Como pena, pero ésta llena de desasosiego absurdo por inevitable, saber que el sol siendo estrella morirá. Apagándose su luz vital para la Tierra. Es un desasosiego sin sentido por su lejanía en el tiempo, pero nos agobia pensar en el qué será de esos descendientes de los descendientes de nuestros descendientes cuando el «eclipse» solar sea completo y perenne. Qué será de ellos en las mañanas sin sol. Mañanas que no serán mañanas. Mañanas sin amanecer. Y qué será de ellos en las tardes que no serán tardes por ser imposible el atardecer. Qué será de ellos velados en la noche perpetua. Esto si la Humanidad y el planeta sobreviven antes de ese ocaso sin sol para siempre.
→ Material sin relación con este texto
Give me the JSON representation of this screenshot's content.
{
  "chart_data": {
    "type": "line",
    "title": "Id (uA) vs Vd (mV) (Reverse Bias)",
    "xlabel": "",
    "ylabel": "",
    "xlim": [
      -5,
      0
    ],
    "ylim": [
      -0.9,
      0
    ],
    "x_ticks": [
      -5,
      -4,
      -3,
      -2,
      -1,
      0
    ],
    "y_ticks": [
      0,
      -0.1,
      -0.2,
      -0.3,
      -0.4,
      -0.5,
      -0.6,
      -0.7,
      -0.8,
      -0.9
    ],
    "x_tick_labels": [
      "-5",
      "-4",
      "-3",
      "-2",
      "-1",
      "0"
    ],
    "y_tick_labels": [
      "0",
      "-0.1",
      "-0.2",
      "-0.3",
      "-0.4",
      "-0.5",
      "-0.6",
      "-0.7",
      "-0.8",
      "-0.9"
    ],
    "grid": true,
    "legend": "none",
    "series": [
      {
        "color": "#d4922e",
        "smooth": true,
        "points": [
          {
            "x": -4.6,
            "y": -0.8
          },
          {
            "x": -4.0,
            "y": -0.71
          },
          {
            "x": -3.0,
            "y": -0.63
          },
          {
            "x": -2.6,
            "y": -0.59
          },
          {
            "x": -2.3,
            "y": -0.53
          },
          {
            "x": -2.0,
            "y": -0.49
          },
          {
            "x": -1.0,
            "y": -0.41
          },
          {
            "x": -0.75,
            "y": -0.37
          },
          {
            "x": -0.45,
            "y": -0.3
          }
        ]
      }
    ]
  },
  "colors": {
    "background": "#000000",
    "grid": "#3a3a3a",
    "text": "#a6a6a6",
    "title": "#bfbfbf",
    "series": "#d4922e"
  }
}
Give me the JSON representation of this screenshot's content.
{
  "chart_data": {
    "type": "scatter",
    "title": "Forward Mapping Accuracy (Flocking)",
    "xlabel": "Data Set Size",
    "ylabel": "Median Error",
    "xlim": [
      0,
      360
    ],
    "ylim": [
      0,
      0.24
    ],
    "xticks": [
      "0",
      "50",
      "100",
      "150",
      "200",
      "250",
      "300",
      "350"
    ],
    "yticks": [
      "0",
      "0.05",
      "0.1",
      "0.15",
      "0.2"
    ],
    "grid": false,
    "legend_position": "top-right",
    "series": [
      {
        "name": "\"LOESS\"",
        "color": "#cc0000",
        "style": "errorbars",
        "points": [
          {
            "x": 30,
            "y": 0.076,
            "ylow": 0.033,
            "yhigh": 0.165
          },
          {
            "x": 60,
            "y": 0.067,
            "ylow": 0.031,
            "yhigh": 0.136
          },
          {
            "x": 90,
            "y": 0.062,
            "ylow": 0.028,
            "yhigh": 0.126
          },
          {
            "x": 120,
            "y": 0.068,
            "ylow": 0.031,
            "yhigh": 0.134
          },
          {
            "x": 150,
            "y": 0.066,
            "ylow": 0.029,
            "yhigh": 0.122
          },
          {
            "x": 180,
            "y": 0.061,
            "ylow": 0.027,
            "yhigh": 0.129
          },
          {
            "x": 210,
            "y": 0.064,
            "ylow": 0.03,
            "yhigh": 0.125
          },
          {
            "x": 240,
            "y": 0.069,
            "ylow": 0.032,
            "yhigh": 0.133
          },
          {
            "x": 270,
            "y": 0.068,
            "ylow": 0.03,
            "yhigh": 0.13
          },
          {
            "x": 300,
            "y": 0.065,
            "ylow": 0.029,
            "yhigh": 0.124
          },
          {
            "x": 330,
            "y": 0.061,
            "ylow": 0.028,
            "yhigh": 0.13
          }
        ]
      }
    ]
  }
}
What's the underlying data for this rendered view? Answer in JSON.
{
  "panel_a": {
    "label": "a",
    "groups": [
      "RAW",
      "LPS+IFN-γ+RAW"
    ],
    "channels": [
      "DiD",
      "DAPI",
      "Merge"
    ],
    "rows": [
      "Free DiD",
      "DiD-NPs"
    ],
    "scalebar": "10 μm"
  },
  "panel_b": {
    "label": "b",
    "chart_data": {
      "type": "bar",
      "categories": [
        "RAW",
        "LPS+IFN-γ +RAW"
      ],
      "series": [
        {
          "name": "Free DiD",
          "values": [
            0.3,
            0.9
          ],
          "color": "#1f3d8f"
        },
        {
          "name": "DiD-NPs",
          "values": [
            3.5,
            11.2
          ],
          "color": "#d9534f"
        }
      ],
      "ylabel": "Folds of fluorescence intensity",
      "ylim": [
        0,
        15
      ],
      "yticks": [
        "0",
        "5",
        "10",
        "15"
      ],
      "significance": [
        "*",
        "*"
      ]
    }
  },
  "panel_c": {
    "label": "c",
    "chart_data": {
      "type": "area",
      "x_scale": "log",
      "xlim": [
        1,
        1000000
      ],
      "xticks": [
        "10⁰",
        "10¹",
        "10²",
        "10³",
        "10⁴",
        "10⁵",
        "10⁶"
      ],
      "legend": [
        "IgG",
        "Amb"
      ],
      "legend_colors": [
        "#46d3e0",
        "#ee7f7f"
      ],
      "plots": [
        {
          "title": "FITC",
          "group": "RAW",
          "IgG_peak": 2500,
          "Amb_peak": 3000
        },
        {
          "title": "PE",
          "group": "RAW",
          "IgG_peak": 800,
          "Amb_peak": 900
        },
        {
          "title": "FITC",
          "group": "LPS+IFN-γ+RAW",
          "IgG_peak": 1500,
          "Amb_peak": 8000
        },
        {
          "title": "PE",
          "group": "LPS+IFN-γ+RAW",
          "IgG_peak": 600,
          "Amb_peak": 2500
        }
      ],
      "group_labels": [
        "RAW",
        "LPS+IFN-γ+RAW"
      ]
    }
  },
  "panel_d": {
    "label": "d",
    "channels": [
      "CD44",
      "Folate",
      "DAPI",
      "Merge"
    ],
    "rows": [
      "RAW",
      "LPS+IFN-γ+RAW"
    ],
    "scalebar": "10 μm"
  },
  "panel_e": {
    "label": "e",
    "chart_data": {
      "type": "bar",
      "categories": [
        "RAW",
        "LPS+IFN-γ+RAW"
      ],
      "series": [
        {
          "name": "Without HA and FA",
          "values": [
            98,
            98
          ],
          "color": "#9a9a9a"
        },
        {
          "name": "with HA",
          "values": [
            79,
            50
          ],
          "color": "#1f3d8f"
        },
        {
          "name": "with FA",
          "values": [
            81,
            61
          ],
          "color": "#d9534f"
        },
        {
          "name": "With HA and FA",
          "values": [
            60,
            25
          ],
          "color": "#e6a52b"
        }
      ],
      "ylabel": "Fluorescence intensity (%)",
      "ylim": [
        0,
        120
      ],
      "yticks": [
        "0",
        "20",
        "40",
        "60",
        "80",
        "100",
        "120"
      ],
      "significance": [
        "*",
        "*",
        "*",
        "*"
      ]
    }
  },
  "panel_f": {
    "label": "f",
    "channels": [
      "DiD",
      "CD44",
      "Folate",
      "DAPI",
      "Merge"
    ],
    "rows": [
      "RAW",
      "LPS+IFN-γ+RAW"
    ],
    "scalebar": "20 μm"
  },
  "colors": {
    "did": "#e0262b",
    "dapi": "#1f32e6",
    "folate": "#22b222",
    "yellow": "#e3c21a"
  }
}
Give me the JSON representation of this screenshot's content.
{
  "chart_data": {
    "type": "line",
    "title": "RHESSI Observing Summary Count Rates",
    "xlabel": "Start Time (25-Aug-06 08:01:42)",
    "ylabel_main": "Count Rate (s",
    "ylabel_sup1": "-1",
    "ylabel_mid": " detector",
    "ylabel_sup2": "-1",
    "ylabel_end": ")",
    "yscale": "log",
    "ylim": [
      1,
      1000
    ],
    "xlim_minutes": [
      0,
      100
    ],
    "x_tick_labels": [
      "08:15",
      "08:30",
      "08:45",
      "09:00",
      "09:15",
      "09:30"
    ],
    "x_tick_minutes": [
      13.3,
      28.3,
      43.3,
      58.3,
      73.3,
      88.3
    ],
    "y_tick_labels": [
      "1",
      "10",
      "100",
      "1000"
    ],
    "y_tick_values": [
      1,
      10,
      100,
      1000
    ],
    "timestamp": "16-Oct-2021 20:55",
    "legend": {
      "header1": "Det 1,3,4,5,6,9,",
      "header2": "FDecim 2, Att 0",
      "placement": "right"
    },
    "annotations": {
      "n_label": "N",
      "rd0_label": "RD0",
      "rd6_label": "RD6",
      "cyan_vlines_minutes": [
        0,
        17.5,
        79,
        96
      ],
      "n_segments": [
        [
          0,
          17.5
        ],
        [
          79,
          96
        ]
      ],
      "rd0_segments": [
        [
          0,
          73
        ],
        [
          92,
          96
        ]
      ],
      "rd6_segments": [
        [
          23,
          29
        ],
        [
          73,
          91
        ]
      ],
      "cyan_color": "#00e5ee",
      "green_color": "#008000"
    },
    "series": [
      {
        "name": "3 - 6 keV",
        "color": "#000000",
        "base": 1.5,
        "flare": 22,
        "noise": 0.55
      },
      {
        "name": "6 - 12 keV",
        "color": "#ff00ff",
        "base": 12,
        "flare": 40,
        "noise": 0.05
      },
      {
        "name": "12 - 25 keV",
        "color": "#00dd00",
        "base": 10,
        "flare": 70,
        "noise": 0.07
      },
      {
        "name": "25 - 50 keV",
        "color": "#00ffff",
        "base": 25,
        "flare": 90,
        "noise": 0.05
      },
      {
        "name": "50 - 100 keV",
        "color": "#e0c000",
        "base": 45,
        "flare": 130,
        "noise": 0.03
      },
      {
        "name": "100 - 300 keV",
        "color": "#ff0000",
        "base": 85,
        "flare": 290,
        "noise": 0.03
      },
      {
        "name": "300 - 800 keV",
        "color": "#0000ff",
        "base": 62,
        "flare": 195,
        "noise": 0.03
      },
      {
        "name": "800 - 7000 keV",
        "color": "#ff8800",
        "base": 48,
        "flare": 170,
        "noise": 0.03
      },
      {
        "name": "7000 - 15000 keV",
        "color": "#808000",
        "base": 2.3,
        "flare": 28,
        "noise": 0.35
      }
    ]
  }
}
Alimentando esa desazón, como adelanto, terminando el año pasado y en relación con el sol, científicos de las universidades de Tokio y Cambridge, utilizando innovadoras técnicas de medición, utilizando ondas sonoras –ondas p– que penetran en el interior del sol atravesando su núcleo, han concluido que nuestro «astro rey» es más pequeño de lo que hasta la fecha estimábamos. No mucho más pequeño. Entre un 0,03 y un 0,07 por ciento más pequeño. Pero más pequeño.

Tradicionalmente para medir el sol se aprovechaban los eclipses solares. Las nuevas mediciones, aplicando técnicas de la astrosismología, han precisado un menor diámetro para el sol. Una sisa diminuta que científicamente interesa por las repercusiones del sol en el sistema planetario en el que orbitamos. Una sisa que nos preocupa como recordatorio de la futura y definitiva desolación.